Training one network
The code Training_single.py allows training only one network and playing with it. The following steps are performed.
After importing the libraries (see notebook), we load the data:
device = torch.device('cuda') # training on the GPU
# custom data loader, automatically sent to the GPU
ds = imelt.data_loader(device=device)
We select an architecture. For this example, we have selected the reference architecture from Le Losq et al. 2021:
nb_layers = 4
nb_neurons = 200
p_drop = 0.10 # we increased dropout here as this now works well with GELU units
If we want to save the model and figures in the directories ./model/candidates/ and ./figures/single/, we can use this code to check if the folders exist, and create them if not:
utils.create_dir('./model/candidates/')
utils.create_dir('./figures/single/')
Now we need a name for our model, we can generate it with the hyperparameters actually, this will help us having automatic names in case we try different architectures:
name = "./model/candidates/l"+str(nb_layers)+"_n"+str(nb_neurons)+"_p"+str(p_drop)+"_test"+".pth"
and we declare the model using imelt.model():
neuralmodel = imelt.model(ds.x_visco_train.shape[1],
hidden_size=nb_neurons,
num_layers=nb_layers,
nb_channels_raman=ds.nb_channels_raman,
activation_function = torch.nn.GELU(),
p_drop=p_drop)
We select a criterion for training (the MSE criterion from PyTorch) and send it to the GPU device
criterion = torch.nn.MSELoss(reduction='mean')
criterion.to(device) # sending criterion on device
Before training, we need to initilize the bias layer using the imelt function, and we send the network parameters to the GPU:
neuralmodel.output_bias_init()
neuralmodel = neuralmodel.float() # this is just to make sure we are using always float() numbers
neuralmodel.to(device)
Training will be done with the ADAM optimizer with a tuned learning rate of 0.0003:
optimizer = torch.optim.Adam(neuralmodel.parameters(), lr = 0.0003)
We have build a function for training in the imelt library that performs early stopping.
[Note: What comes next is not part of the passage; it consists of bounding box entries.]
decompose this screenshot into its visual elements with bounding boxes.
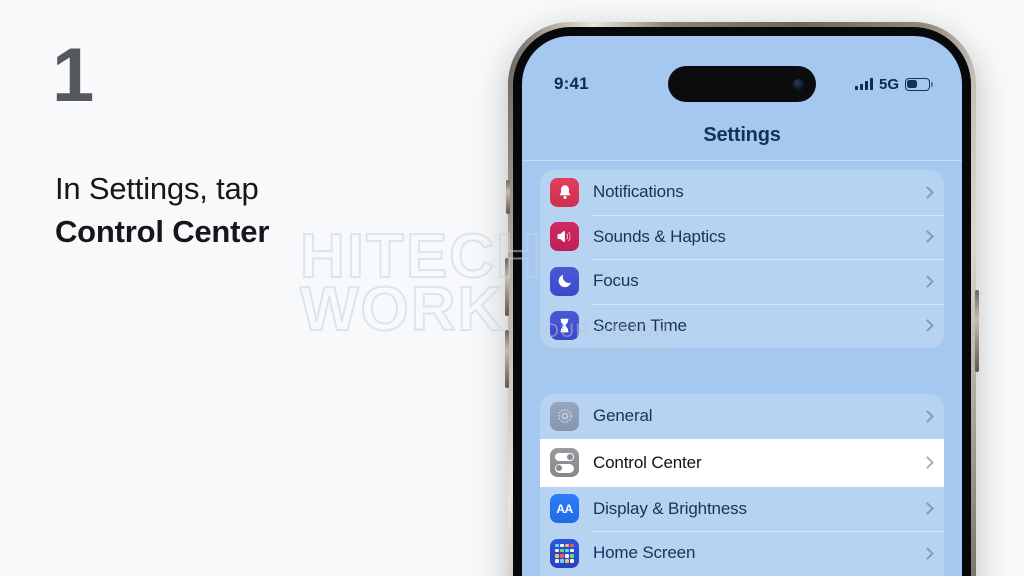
phone-screen: 9:41 5G Settings Notifications Sounds & … [522,36,962,576]
settings-list[interactable]: Notifications Sounds & Haptics Focus Scr… [522,162,962,576]
chevron-right-icon [921,185,934,199]
settings-row-label: Home Screen [593,543,696,563]
speaker-waves-icon [550,222,579,252]
settings-row-display-brightness[interactable]: AA Display & Brightness [540,487,944,532]
volume-down-button[interactable] [505,330,509,388]
nav-divider [522,160,962,161]
chevron-right-icon [921,456,934,469]
chevron-right-icon [921,409,934,423]
settings-row-control-center[interactable]: Control Center [540,438,944,487]
battery-fill [907,79,917,89]
row-divider [592,303,944,305]
settings-row-sounds-haptics[interactable]: Sounds & Haptics [540,214,944,260]
dynamic-island [668,66,816,102]
chevron-right-icon [921,230,934,244]
settings-row-notifications[interactable]: Notifications [540,170,944,215]
cellular-bars-icon [854,78,873,90]
network-type-label: 5G [878,75,899,93]
settings-row-label: Display & Brightness [593,498,747,518]
settings-row-label: General [593,406,653,426]
chevron-right-icon [921,502,934,516]
chevron-right-icon [921,274,934,288]
chevron-right-icon [921,319,934,333]
settings-group-2: General Control Center AA Display & Brig… [540,394,944,576]
settings-row-general[interactable]: General [540,394,944,439]
iphone-mockup: 9:41 5G Settings Notifications Sounds & … [505,22,979,576]
toggle-pill-bottom [555,463,574,473]
page-title: Settings [703,124,781,146]
silent-switch-button[interactable] [506,180,510,214]
settings-row-home-screen[interactable]: Home Screen [540,531,944,576]
side-power-button[interactable] [975,290,979,372]
toggle-pill-top [555,452,574,462]
front-camera-lens-icon [793,78,804,90]
aa-text-icon: AA [550,494,579,524]
hourglass-icon [550,311,579,341]
battery-icon [905,77,933,91]
moon-icon [550,266,579,296]
chevron-right-icon [921,546,934,560]
volume-up-button[interactable] [505,258,509,316]
toggles-icon [550,448,579,477]
settings-row-label: Control Center [593,452,702,472]
settings-row-label: Notifications [593,182,684,202]
instruction-line-1: In Settings, tap [55,171,259,206]
row-divider [592,531,944,532]
row-divider [592,214,944,216]
settings-row-label: Screen Time [593,315,687,335]
settings-group-1: Notifications Sounds & Haptics Focus Scr… [540,170,944,348]
settings-row-label: Focus [593,271,639,291]
settings-row-label: Sounds & Haptics [593,226,726,246]
app-grid-icon [550,538,579,568]
status-bar-indicators: 5G [854,75,933,93]
bell-icon [550,177,579,207]
status-bar-time: 9:41 [554,74,589,93]
instruction-line-2: Control Center [55,213,270,249]
settings-row-screen-time[interactable]: Screen Time [540,303,944,349]
row-divider [592,259,944,260]
gear-icon [550,401,579,431]
screenshot-stage: 1 In Settings, tap Control Center 9:41 5… [0,0,1024,576]
step-number: 1 [52,33,94,118]
instruction-text: In Settings, tap Control Center [55,168,475,254]
settings-row-focus[interactable]: Focus [540,259,944,304]
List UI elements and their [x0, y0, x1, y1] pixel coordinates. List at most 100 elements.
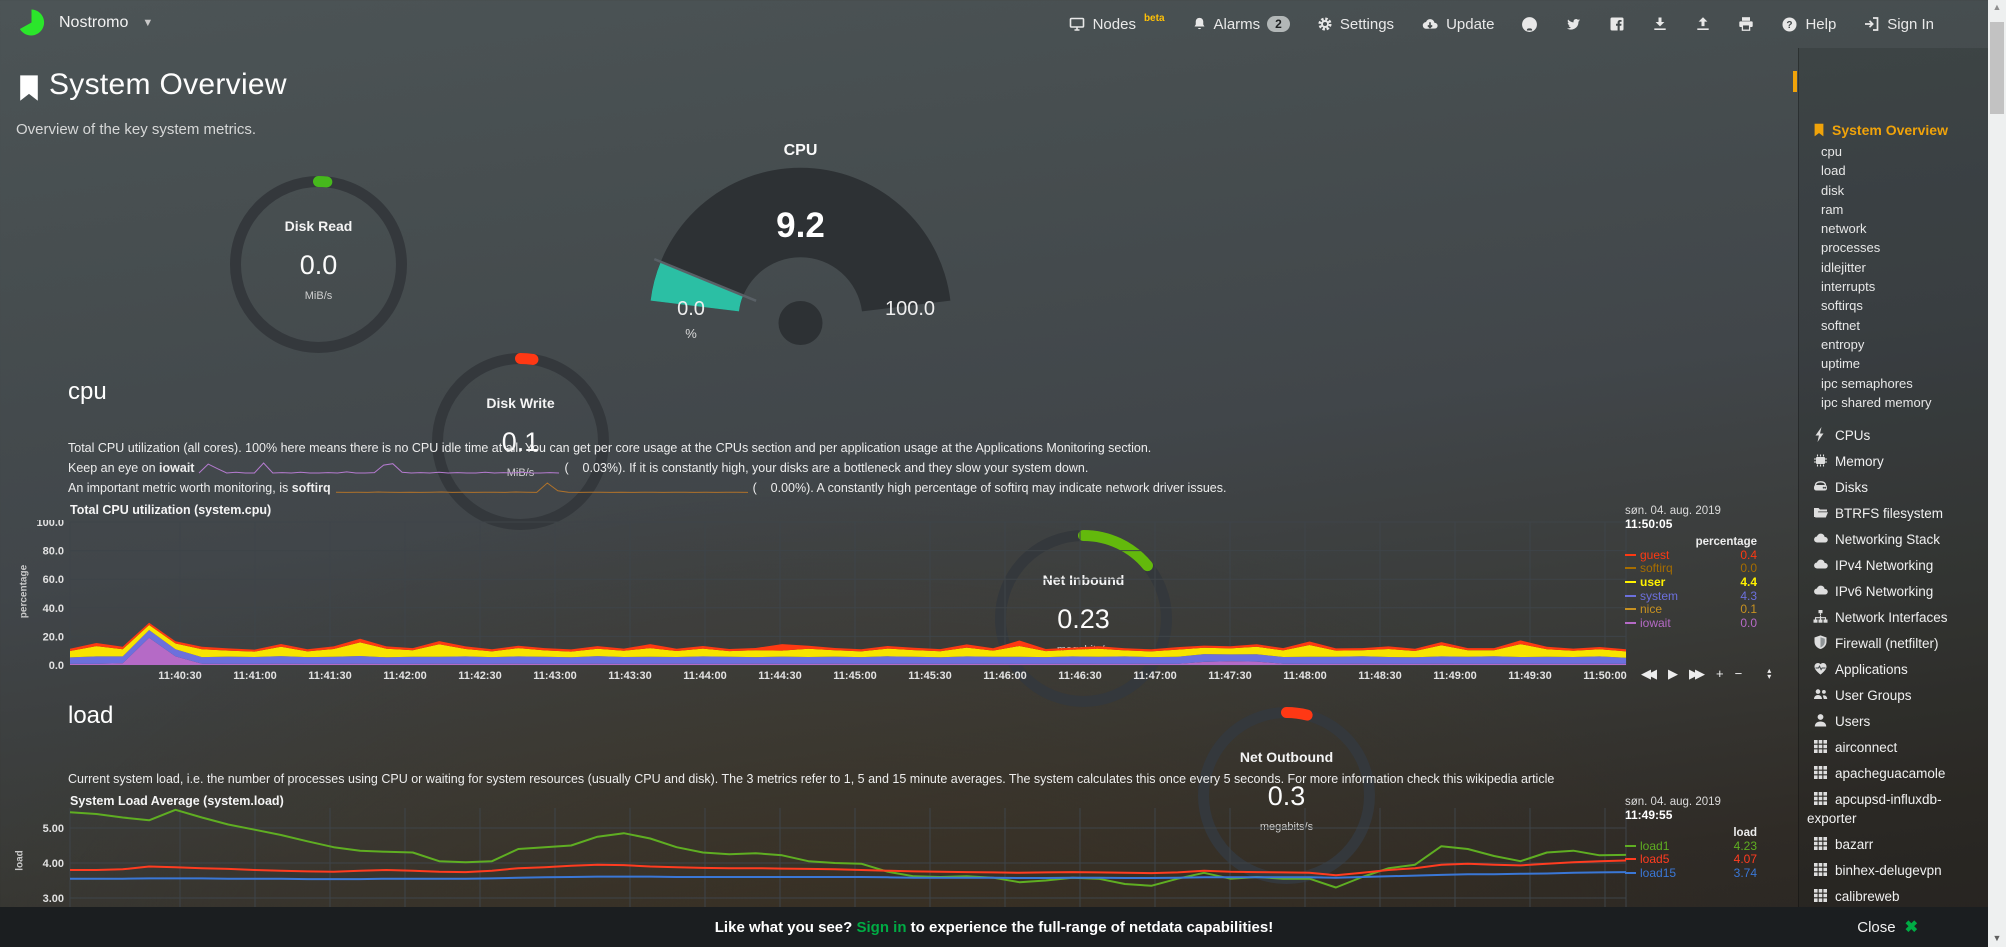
legend-swatch	[1625, 622, 1636, 624]
sidebar-item-bazarr[interactable]: bazarr	[1807, 831, 1983, 857]
nav-export[interactable]	[1652, 16, 1668, 32]
sidebar-item-btrfs-filesystem[interactable]: BTRFS filesystem	[1807, 500, 1983, 526]
svg-text:0.0: 0.0	[49, 660, 64, 672]
legend-dimension-label[interactable]: iowait	[1640, 616, 1671, 630]
svg-text:11:42:00: 11:42:00	[383, 670, 426, 682]
cpu-chart[interactable]: 11:40:3011:41:0011:41:3011:42:0011:42:30…	[0, 520, 1790, 685]
sidebar-item-entropy[interactable]: entropy	[1821, 335, 1932, 354]
legend-dimension-label[interactable]: nice	[1640, 602, 1662, 616]
legend-dimension-label[interactable]: guest	[1640, 548, 1669, 562]
nav-alarms[interactable]: Alarms2	[1192, 16, 1290, 33]
navbar: Nostromo ▼ Nodesbeta Alarms2 Settings Up…	[0, 0, 1988, 48]
netdata-logo-icon	[16, 7, 47, 38]
scroll-down-icon[interactable]: ▼	[1988, 933, 2006, 943]
nav-help[interactable]: ? Help	[1781, 16, 1836, 33]
gauge-value: 0.0	[230, 250, 407, 281]
sidebar-item-load[interactable]: load	[1821, 161, 1932, 180]
nav-facebook[interactable]	[1609, 16, 1625, 32]
sidebar-item-ipv4-networking[interactable]: IPv4 Networking	[1807, 552, 1983, 578]
sidebar-item-user-groups[interactable]: User Groups	[1807, 682, 1983, 708]
legend-time: 11:50:05	[1625, 517, 1757, 531]
legend-dimension-label[interactable]: softirq	[1640, 561, 1673, 575]
sidebar-item-softirqs[interactable]: softirqs	[1821, 296, 1932, 315]
sidebar-item-disks[interactable]: Disks	[1807, 474, 1983, 500]
sidebar-item-memory[interactable]: Memory	[1807, 448, 1983, 474]
legend-dimension-label[interactable]: load15	[1640, 866, 1676, 880]
sidebar-item-ipc-shared-memory[interactable]: ipc shared memory	[1821, 393, 1932, 412]
sidebar-item-network[interactable]: network	[1821, 219, 1932, 238]
legend-dimension-value: 0.0	[1740, 616, 1757, 630]
gauge-disk-read[interactable]: Disk Read 0.0 MiB/s	[230, 176, 407, 353]
svg-text:100.0: 100.0	[36, 520, 64, 529]
twitter-icon	[1565, 17, 1582, 32]
nav-github[interactable]	[1521, 16, 1538, 33]
legend-dimension-value: 3.74	[1734, 866, 1757, 880]
sidebar-item-processes[interactable]: processes	[1821, 238, 1932, 257]
sidebar-item-users[interactable]: Users	[1807, 708, 1983, 734]
sidebar-item-softnet[interactable]: softnet	[1821, 316, 1932, 335]
brand[interactable]: Nostromo ▼	[16, 7, 153, 38]
svg-text:11:48:30: 11:48:30	[1358, 670, 1401, 682]
chevron-down-icon: ▼	[142, 17, 153, 29]
sidebar-item-firewall-netfilter-[interactable]: Firewall (netfilter)	[1807, 630, 1983, 656]
zoom-out-icon[interactable]: −	[1735, 666, 1743, 682]
legend-date: søn. 04. aug. 2019	[1625, 796, 1757, 808]
page-scrollbar[interactable]: ▲ ▼	[1988, 0, 2006, 947]
cpu-chart-title: Total CPU utilization (system.cpu)	[70, 503, 271, 517]
folder-open-icon	[1813, 505, 1828, 520]
close-banner-button[interactable]: Close✖	[1857, 917, 1918, 937]
nav-update[interactable]: Update	[1421, 16, 1494, 33]
gauge-unit: %	[653, 326, 729, 341]
gauge-label: Disk Write	[432, 395, 609, 411]
sidebar-item-apcupsd-influxdb-exporter[interactable]: apcupsd-influxdb-exporter	[1807, 786, 1983, 831]
legend-row-load15: load15 3.74	[1625, 866, 1757, 880]
sidebar-item-apacheguacamole[interactable]: apacheguacamole	[1807, 760, 1983, 786]
zoom-in-icon[interactable]: +	[1716, 666, 1724, 682]
sidebar-item-ipv6-networking[interactable]: IPv6 Networking	[1807, 578, 1983, 604]
sidebar-item-calibreweb[interactable]: calibreweb	[1807, 883, 1983, 909]
resize-handle-icon[interactable]: ▴▾	[1767, 668, 1771, 680]
shield-icon	[1813, 635, 1828, 650]
signin-link[interactable]: Sign in	[856, 919, 906, 936]
svg-text:11:50:00: 11:50:00	[1583, 670, 1626, 682]
legend-dimension-label[interactable]: user	[1640, 575, 1665, 589]
nav-signin[interactable]: Sign In	[1863, 16, 1934, 33]
sidebar-item-cpu[interactable]: cpu	[1821, 142, 1932, 161]
gauge-cpu[interactable]: CPU 9.2 0.0 100.0 %	[647, 140, 954, 355]
legend-dimension-label[interactable]: load5	[1640, 852, 1669, 866]
pan-backward-icon[interactable]: ◀◀	[1641, 666, 1657, 682]
legend-dimension-value: 4.07	[1734, 852, 1757, 866]
scrollbar-thumb[interactable]	[1990, 22, 2004, 114]
sidebar-item-disk[interactable]: disk	[1821, 181, 1932, 200]
softirq-sparkline	[335, 480, 749, 495]
nav-import[interactable]	[1695, 16, 1711, 32]
svg-text:20.0: 20.0	[43, 631, 64, 643]
sidebar-item-networking-stack[interactable]: Networking Stack	[1807, 526, 1983, 552]
legend-row-guest: guest0.4	[1625, 548, 1757, 562]
nav-twitter[interactable]	[1565, 17, 1582, 32]
sidebar-active-indicator	[1793, 71, 1797, 92]
svg-text:11:42:30: 11:42:30	[458, 670, 501, 682]
nav-nodes[interactable]: Nodesbeta	[1068, 16, 1165, 33]
sidebar-item-idlejitter[interactable]: idlejitter	[1821, 258, 1932, 277]
sidebar-item-airconnect[interactable]: airconnect	[1807, 734, 1983, 760]
sidebar-item-ipc-semaphores[interactable]: ipc semaphores	[1821, 374, 1932, 393]
sidebar-item-system-overview[interactable]: System Overview	[1813, 122, 1948, 138]
play-icon[interactable]: ▶	[1668, 666, 1678, 682]
sidebar-item-cpus[interactable]: CPUs	[1807, 422, 1983, 448]
pan-forward-icon[interactable]: ▶▶	[1689, 666, 1705, 682]
legend-swatch	[1625, 845, 1636, 847]
sidebar-item-uptime[interactable]: uptime	[1821, 354, 1932, 373]
legend-dimension-label[interactable]: system	[1640, 589, 1678, 603]
sidebar-item-ram[interactable]: ram	[1821, 200, 1932, 219]
sidebar-item-binhex-delugevpn[interactable]: binhex-delugevpn	[1807, 857, 1983, 883]
sidebar-item-interrupts[interactable]: interrupts	[1821, 277, 1932, 296]
scroll-up-icon[interactable]: ▲	[1988, 2, 2006, 12]
svg-text:11:43:30: 11:43:30	[608, 670, 651, 682]
sidebar-item-applications[interactable]: Applications	[1807, 656, 1983, 682]
sidebar-item-network-interfaces[interactable]: Network Interfaces	[1807, 604, 1983, 630]
nav-settings[interactable]: Settings	[1317, 16, 1394, 33]
nav-print[interactable]	[1738, 16, 1754, 32]
load-chart[interactable]: 3.004.005.00	[0, 800, 1790, 907]
legend-dimension-label[interactable]: load1	[1640, 839, 1669, 853]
You have to select:
the patience (how much epoch do you wait once you notice the validation error stop improving)
the min_delta variable, that represents the sensitivity to determine if the RMSE on the validation dataset really improved or not
The imelt.training() function outputs the trained model, and records of the training and validation losses during the epochs.
Training can thus be done with this code:
neuralmodel, record_train_loss, record_valid_loss = imelt.training(neuralmodel,ds,
criterion,optimizer,save_switch=True,save_name=name,
train_patience=250,min_delta=0.05,
verbose=True)
Hyperparameter tuning
RAY TUNE + OPTUNA
In the version 2.0, we rely on Ray Tune and Optuna to search for the best models.
The script ray_opt.py allows running a Ray Tune experiment.
The script ray_select.py allows selecting the best models based on posterior analysis of the Ray Tune experiment (all metrics recorded in an Excel spreadsheet that must be provided for model selection).
Bayesian optimization
CURRENTLY NOT WORKING
The bayesian_optim.py script allows performing Bayesian Optimization for hyperparameter selection using AX plateform.
Training candidates
Note : this was used in v1.2 for model selection, but now we rely on the Ray Tune + Optuna run to select models.
In any case, this still works. The code Training_Candidates.py allows training 100 networks with a given architecture and selects the 10 best ones, which are saved in ./model/best/ and used for future predictions.